Pakistan will raise defence spending by a steep 20 per cent after a military clash with its old enemy India last month, but will slash overall federal expenditure for fiscal 2025-26 by a hefty 7pc to 17.57 trillion rupees ($62 billion).
The budget presented yesterday by Prime Minister Shehbaz Sharif’s government allocated 2.55trn rupees ($9bn) to defence in July-June 2025-26, up from 2.12trn.
It projected a deficit of 3.9% of GDP against the 5.9% targeted for 2024-25. Inflation was projected at 7.5pc and growth at 4.2pc.
The South Asian nation wants to kickstart growth while boosting its defences after the worst fighting with its neighbour in nearly three decades - which it has cast as a victory - and meeting the strictures of an International Monetary Fund finance programme.
“After defeating India in a conventional war, now we have to surpass it in the economic field,” Sharif said in a statement.
Pakistan must also contend with the uncertainty of new import tariffs being imposed by the United States, its biggest export market.
For the coming year, Pakistan’s government allocated 742bn Pakistani rupees ($2.63bn) to military pensions, taking the entire defence budget to 3.292trn Pakistani rupees ($11.67bn). That included 704bn Pakistani rupees ($2.5bn) in spending on equipment and other physical assets.
India’s defence spending in its 2025–26 (April-March) fiscal year was set at $78.7bn, up 9.5pc, including pensions and $21bn earmarked for equipment. It has indicated that it too will boost defence spending further.
Sharif’s government has projected 4.2pc economic growth in 2025-26, saying it has steadied the economy, which looked at risk of defaulting on its debts as recently as 2023. Growth this fiscal year is likely to be 2.7pc, against the budgeted target of 3.6pc.
Pakistan’s growth lags far behind the region.
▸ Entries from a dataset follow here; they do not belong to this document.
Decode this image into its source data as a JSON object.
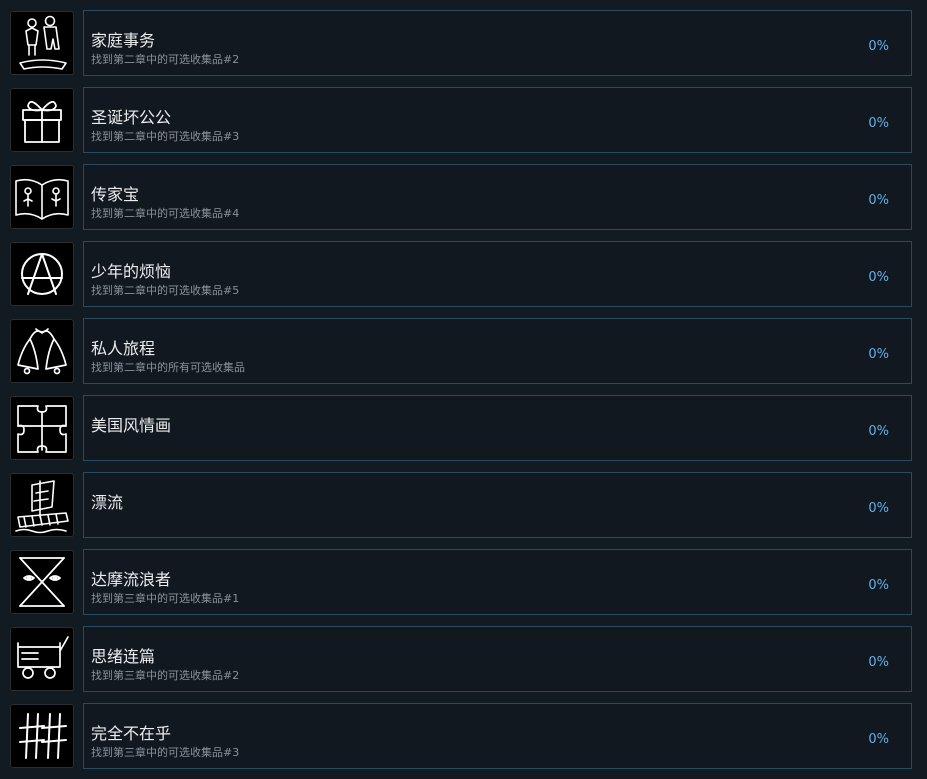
{
  "achievements": [
    {
      "title": "家庭事务",
      "description": "找到第二章中的可选收集品#2",
      "percent": "0%",
      "icon": "family-figures-icon"
    },
    {
      "title": "圣诞坏公公",
      "description": "找到第二章中的可选收集品#3",
      "percent": "0%",
      "icon": "gift-box-icon"
    },
    {
      "title": "传家宝",
      "description": "找到第二章中的可选收集品#4",
      "percent": "0%",
      "icon": "open-book-icon"
    },
    {
      "title": "少年的烦恼",
      "description": "找到第二章中的可选收集品#5",
      "percent": "0%",
      "icon": "anarchy-symbol-icon"
    },
    {
      "title": "私人旅程",
      "description": "找到第二章中的所有可选收集品",
      "percent": "0%",
      "icon": "bells-icon"
    },
    {
      "title": "美国风情画",
      "description": "",
      "percent": "0%",
      "icon": "puzzle-piece-icon"
    },
    {
      "title": "漂流",
      "description": "",
      "percent": "0%",
      "icon": "raft-icon"
    },
    {
      "title": "达摩流浪者",
      "description": "找到第三章中的可选收集品#1",
      "percent": "0%",
      "icon": "hourglass-eyes-icon"
    },
    {
      "title": "思绪连篇",
      "description": "找到第三章中的可选收集品#2",
      "percent": "0%",
      "icon": "wagon-icon"
    },
    {
      "title": "完全不在乎",
      "description": "找到第三章中的可选收集品#3",
      "percent": "0%",
      "icon": "hash-marks-icon"
    }
  ]
}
In 2024, South Asian countries grew by an average of 5.8pc and the Asian Development Bank expects 6.0pc in 2025.
Finance Minister Muhammad Aurangzeb said the government intended to complete the privatisation of Pakistan International Airlines, a request of the IMF.
Growth should be aided by a sharp drop in the cost of borrowing, the government says, after a succession of interest rate cuts. But economists warn that monetary policy alone may not be enough, with fiscal constraints and IMF-mandated reforms still weighing on investment.
Aurangzeb said that the budget was the start of a strategy to boost exports, increase foreign currency reserves to avoid the balance of payments crises of the past, and create a more competitive economy.
“In short, our budget strategy is to change the economy’s DNA by bringing basic changes,” he said.